I [29M] don’t want kids. My GF [27F] has always wanted kids but is willing to give that up to be together. I’m not sure how to feel about it
My girlfriend and I have been dating for about 3 years, and living together for about 2 of those years. Our relationship has been largely loving and positive and we have always been able to work through problems as they come up. Of course we have had to work on our relationship over the years but would say it’s been a happy 3 years for us.
Within the last year of our relationship we have started to think more about our future. The biggest topic is marriage and starting a family (not soon but at some point). Going into the relationship we both knew that I was not at a place where I could say whether or not I saw kids in my future. Whenever we talked about getting married we would avoid the topic of kids entirely and even when we did discuss it, it was just me saying “I don’t think I’m ready to decide that yet, maybe someday”.
After seeing some of my friends and siblings have kids recently, I’ve started to move from uncertain to fairly confident that I would like to have a childfree life. I realized how much I prioritize autonomy, freedom, travel, financial stability, cleanliness, time to develop and pursue creative hobbies, etc. I can’t fathom losing all of those things for 18+ years of my life. I can’t rule out that I’ll change my mind in 5 or 6 years but I can definitely say that it’s not a milestone I’m working towards even a little bit.
This past month we recently started having what I would describe as normal relationship hardships (the kind that we have worked through before, e.g. our finances, home labor, etc). When I thought about the kind of work we’d be putting into out relationship, I realized I wanted to make sure we were headed in the same direction, otherwise what was the point.
Last week I brought up with her that I was fairly sure I did not want kids and was concerned what it meant for us. While she was very understanding of my reasons, she let me know that she is not on the same page and does have a desire to have a family. She wants the house, kids, birthday parties, PTA meetings, little league, etc. Where I only see costs and stress, she sees all the benefits that make it worth it, which is the difference between us I guess.
It looked like we were heading towards accepting that our relationship had an expiration date since it seemed like an irreconcilable difference. Yesterday she brought this up again and said that after some thought she would be fine with not having kids if it meant we could still be together. She said how she could try to figure out how to satisfy that maternal instinct in other ways. And (half seriously) said if she really wanted a child late in life we could divorce and she could adopt a child by herself.

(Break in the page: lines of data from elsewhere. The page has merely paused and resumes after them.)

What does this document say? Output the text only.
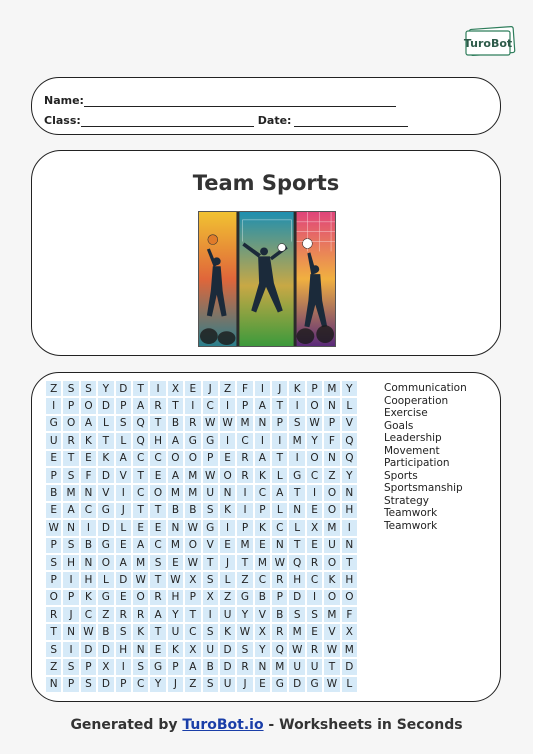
TuroBot
Name:
Class:	Date:
Team Sports
Z S	S	Y D T	I	X E	J	Z	F	I	J	K	P M Y
I	P O D P	A R	T	I	C	I	P	A	T	I	O N	L
G O A	L	S Q T	B R W W M N P	S W P	V
U R K	T	L Q H A G G	I	C	I	I	M Y	F Q
E	T	E	K A C C O O P	E R A	T	I	O N Q
P	S	F D V	T	E A M W O R K	L G C Z	Y
B M N V	I	C O M M U N	I	C A	T	I	O N
E A C G	J	T	T	B B S	K	I	P	L	N E O H
W N	I	D L	E	E N W G	I	P	K C	L	X M	I
P	S B G E A C M O V E M E N T	E U N
S H N O A M S	E W T	J	T M W Q R O T
P	I	H	L D W T W X S	L	Z C R H C K H
O P	K G E O R H P	X Z G B	P D	I	O O
R	J	C Z R R A	Y	T	I	U Y	V B S	S M F
T N W B S	K	T U C S	K W X R M E V X
S	I	D D H N E	K X U D S	Y Q W R W M
Z S	P	X	I	S G P	A B D R N M U U T D
N P	S D P	C	Y	J	Z S U	J	E G D G W L
Communication
Cooperation
Exercise
Goals
Leadership
Movement
Participation
Sports
Sportsmanship
Strategy
Teamwork
Teamwork
Generated by TuroBot.io - Worksheets in Seconds
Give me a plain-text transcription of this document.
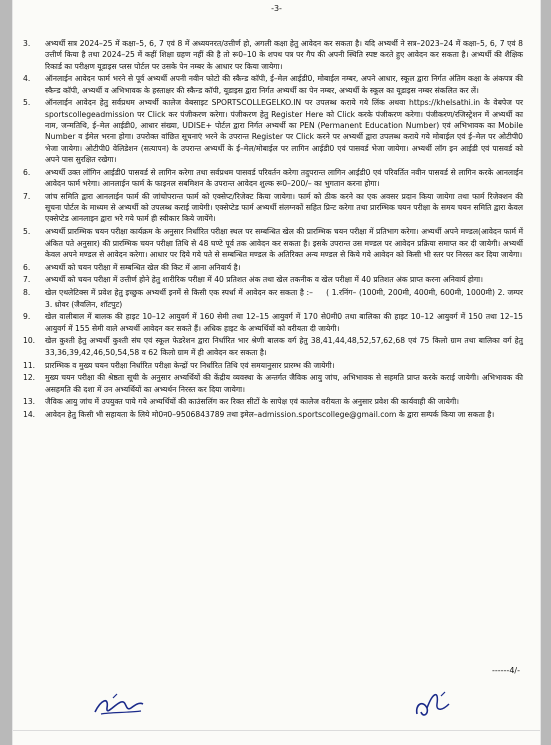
-3-
3.	अभ्यर्थी सत्र 2024–25 में कक्षा–5, 6, 7 एवं 8 में अध्ययनरत/उत्तीर्ण हो, अगली कक्षा हेतु आवेदन कर सकता है। यदि अभ्यर्थी ने सत्र–2023–24 में कक्षा–5, 6, 7 एवं 8 उत्तीर्ण किया है तथा 2024–25 में कहीं शिक्षा ग्रहण नहीं की है तो रू0–10 के शपथ पत्र पर गैप की अपनी स्थिति स्पष्ट करते हुए आवेदन कर सकता है। अभ्यर्थी की शैक्षिक रिकार्ड का परीक्षण यूडाइस प्लस पोर्टल पर उसके पेन नम्बर के आधार पर किया जायेगा।
4.	ऑनलाईन आवेदन फार्म भरने से पूर्व अभ्यर्थी अपनी नवीन फोटो की स्कैन्ड कॉपी, ई–मेल आईडी0, मोबाईल नम्बर, अपने आधार, स्कूल द्वारा निर्गत अंतिम कक्षा के अंकपत्र की स्कैन्ड कॉपी, अभ्यर्थी व अभिभावक के हस्ताक्षर की स्कैन्ड कॉपी, यूडाइस द्वारा निर्गत अभ्यर्थी का पेन नम्बर, अभ्यर्थी के स्कूल का यूडाइस नम्बर संकलित कर लें।
5.	ऑनलाईन आवेदन हेतु सर्वप्रथम अभ्यर्थी कालेज वेबसाइट SPORTSCOLLEGELKO.IN पर उपलब्ध कराये गये लिंक अथवा https://khelsathi.in के वेबपेज पर sportscollegeadmission पर Click कर पंजीकरण करेगा। पंजीकरण हेतु Register Here को Click करके पंजीकरण करेगा। पंजीकरण/रजिस्ट्रेशन में अभ्यर्थी का नाम, जन्मतिथि, ई–मेल आईडी0, आधार संख्या, UDISE+ पोर्टल द्वारा निर्गत अभ्यर्थी का PEN (Permanent Education Number) एवं अभिभावक का Mobile Number व ईमेल भरना होगा। उपरोक्त वांछित सूचनाएं भरने के उपरान्त Register पर Click करने पर अभ्यर्थी द्वारा उपलब्ध कराये गये मोबाईल एवं ई–मेल पर ओटीपी0 भेजा जायेगा। ओटीपी0 वेलिडेशन (सत्यापन) के उपरान्त अभ्यर्थी के ई–मेल/मोबाईल पर लागिन आईडी0 एवं पासवर्ड भेजा जायेगा। अभ्यर्थी लॉग इन आईडी एवं पासवर्ड को अपने पास सुरक्षित रखेगा।
6.	अभ्यर्थी उक्त लॉगिन आईडी0 पासवर्ड से लागिन करेगा तथा सर्वप्रथम पासवर्ड परिवर्तन करेगा तदुपरान्त लागिन आईडी0 एवं परिवर्तित नवीन पासवर्ड से लागिन करके आनलाईन आवेदन फार्म भरेगा। आनलाईन फार्म के फाइनल सबमिशन के उपरान्त आवेदन शुल्क रू0–200/– का भुगतान करना होगा।
7.	जांच समिति द्वारा आनलाईन फार्म की जांचोपरान्त फार्म को एक्सेप्ट/रिजेक्ट किया जायेगा। फार्म को ठीक करने का एक अवसर प्रदान किया जायेगा तथा फार्म रिजेक्शन की सूचना पोर्टल के माध्यम से अभ्यर्थी को उपलब्ध कराई जायेगी। एक्सेप्टेड फार्म अभ्यर्थी संलग्नकों सहित प्रिन्ट करेगा तथा प्रारम्भिक चयन परीक्षा के समय चयन समिति द्वारा केवल एक्सेप्टेड आनलाइन द्वारा भरे गये फार्म ही स्वीकार किये जायेंगे।
5.	अभ्यर्थी प्रारम्भिक चयन परीक्षा कार्यक्रम के अनुसार निर्धारित परीक्षा स्थल पर सम्बन्धित खेल की प्रारम्भिक चयन परीक्षा में प्रतिभाग करेगा। अभ्यर्थी अपने मण्डल(आवेदन फार्म में अंकित पते अनुसार) की प्रारम्भिक चयन परीक्षा तिथि से 48 घण्टे पूर्व तक आवेदन कर सकता है। इसके उपरान्त उस मण्डल पर आवेदन प्रक्रिया समाप्त कर दी जायेगी। अभ्यर्थी केवल अपने मण्डल से आवेदन करेगा। आधार पर दिये गये पते से सम्बन्धित मण्डल के अतिरिक्त अन्य मण्डल से किये गये आवेदन को किसी भी स्तर पर निरस्त कर दिया जायेगा।
6.	अभ्यर्थी को चयन परीक्षा में सम्बन्धित खेल की किट में आना अनिवार्य है।
7.	अभ्यर्थी को चयन परीक्षा में उत्तीर्ण होने हेतु शारीरिक परीक्षा में 40 प्रतिशत अंक तथा खेल तकनीक व खेल परीक्षा में 40 प्रतिशत अंक प्राप्त करना अनिवार्य होगा।
8.	खेल एथलेटिक्स में प्रवेश हेतु इच्छुक अभ्यर्थी इनमें से किसी एक स्पर्धा में आवेदन कर सकता है :–     ( 1.रनिंग– (100मी, 200मी, 400मी, 600मी, 1000मी) 2. जम्पर 3. थ्रोवर (जैवलिन, शॉटपुट)
9.	खेल वालीबाल में बालक की हाइट 10–12 आयुवर्ग में 160 सेमी तथा 12–15 आयुवर्ग में 170 से0मी0 तथा बालिका की हाइट 10–12 आयुवर्ग में 150 तथा 12–15 आयुवर्ग में 155 सेमी वाले अभ्यर्थी आवेदन कर सकते हैं। अधिक हाइट के अभ्यर्थियों को वरीयता दी जायेगी।
10.	खेल कुश्ती हेतु अभ्यर्थी कुश्ती संघ एवं स्कूल फेडरेशन द्वारा निर्धारित भार श्रेणी बालक वर्ग हेतु 38,41,44,48,52,57,62,68 एवं 75 किलो ग्राम तथा बालिका वर्ग हेतु 33,36,39,42,46,50,54,58 व 62 किलो ग्राम में ही आवेदन कर सकता है।
11.	प्रारम्भिक व मुख्य चयन परीक्षा निर्धारित परीक्षा केन्द्रों पर निर्धारित तिथि एवं समयानुसार प्रारम्भ की जायेगी।
12.	मुख्य चयन परीक्षा की श्रेष्ठता सूची के अनुसार अभ्यर्थियों की केंद्रीय व्यवस्था के अन्तर्गत जैविक आयु जांच, अभिभावक से सहमति प्राप्त करके कराई जायेगी। अभिभावक की असहमति की दशा में उन अभ्यर्थियों का अभ्यर्थन निरस्त कर दिया जायेगा।
13.	जैविक आयु जांच में उपयुक्त पाये गये अभ्यर्थियों की काउंसलिंग कर रिक्त सीटों के सापेक्ष एवं कालेज वरीयता के अनुसार प्रवेश की कार्यवाही की जायेगी।
14.	आवेदन हेतु किसी भी सहायता के लिये मो0न0–9506843789 तथा इमेल–admission.sportscollege@gmail.com के द्वारा सम्पर्क किया जा सकता है।
------4/-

Although this makes me a little happy since it aligns with what I want in life much better, it still worries me that this is just wishful thinking on her part out of fear of losing each other and that it will become a huge recurring problem during the course of our relationship.
She also put me in a position I don’t feel comfortable with in that she said that I’m the only person she could see having a family with realistically (even though she is only 27). In her mind if we split up, she won’t have a desire to start a family with anyone else so she might as well stay with me even though I don’t want kids since from her point of view she won’t have another option for kids anyways. I totally disagree with her reasoning, but even if she is right, I don’t like feeling like I’m totally responsible for whether she has a chance at a family and feel like I will constantly be afraid she will start to resent me for it no matter how much she reassures me she won’t.
I expressed my concerns about this discussion to her and she started getting defensive that by even considering that this could be a deal breaker I was “choosing” not to do whatever it takes to make the relationship work, etc. I’m pretty torn up about it and not sure what to do or how to talk about it.
tl;dr I don’t want kids. My girlfriend has always wanted kids. She decided I was her only shot at kids and would rather just be with me even if it means no kids. I’m afraid she’s not being honest with herself and worried about the strain this could put on our relationship if we decide to stay together.